Fla. pastor arrested; thousands of kerosene-soaked Qurans in truck

Central Florida’s best known evangelical pastor was arrested Wednesday on his way to a park where he’d planned a Quran-burning ceremony to mark the 9/11 attacks.

And the local sheriff said he was asking for it.

quranburningTerry Jones, pastor of the Dove World Outreach Center in Gainesville, was driving a pickup truck towing a grill filled with Qurans he’d soaked with kerosene in a McDonald’s parking lot when he was pulled over about 5 p.m., according to the Lakeland Ledger.

There were more bottles of kerosene in the pickup, the Ledger reported.

Jones, 61, along with Associate Pastor Marvin Sapp Jr., 44, faces a charge of “unlawful conveyance of fuel,” which sounds awkward, but is pretty straightforward: Driving a stack of Qurans you soaked with kerosene in a McDonald’s parking lot is no way to transport fuel.

“The unlawful conveyance of fuel charge stems from Jones and Sapp dousing and emptying kerosene into a smoker/trailer onto a stack of Qurans and then dangerously transporting the trailer onto a state road,” the Polk County Sheriff’s Office stated in a news release.
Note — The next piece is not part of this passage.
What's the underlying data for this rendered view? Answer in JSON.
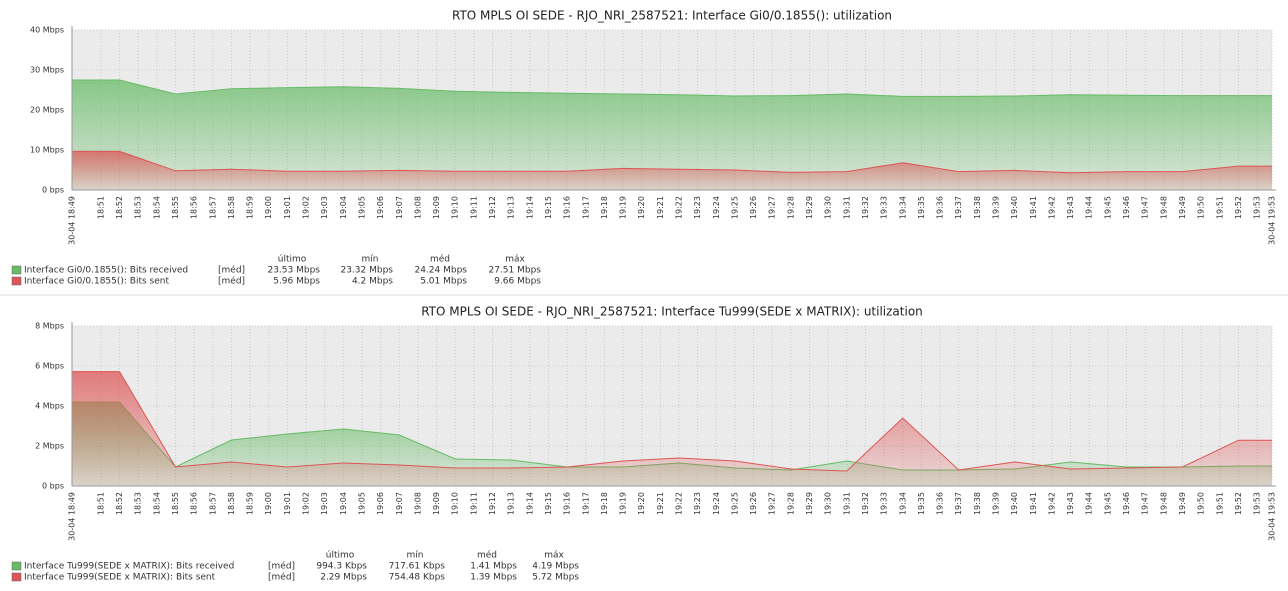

The Ledger also reported Jones was charged with openly carrying a firearm, a .40-caliber Smith and Wesson semi-automatic pistol. (Open carry is generally prohibited in Florida, according to opencarrry.org.)

According to the Ledger, Polk County officials denied Jones a permit to stage his Koran-burning ceremony in a public park near Mulberry because his application was late and no burning is allowed in the park. The Ledger said Jones had been warned he would be arrested if he went to the park with equipment to start a fire.

In a news conference Wednesday, Polk County Sheriff Grady Judd accused Jones of forcing his own arrest just for publicity.

“This was like the slow pitch for him,” Judd said. “We told him, ‘You can’t burn. It’s illegal.’ And he was going to come here and burn anyway.”

“His actions were so overt and so obvious, I believe he wanted to be arrested,” Judd said. “And one thing is for sure, if he wanted to be arrested, and he violated the law in this county, this is the county he can plan to be arrested in.”

Jones and Sapp were booked into the Polk County jail, the Ledger reported. Their bail status was unavailable Thursday morning.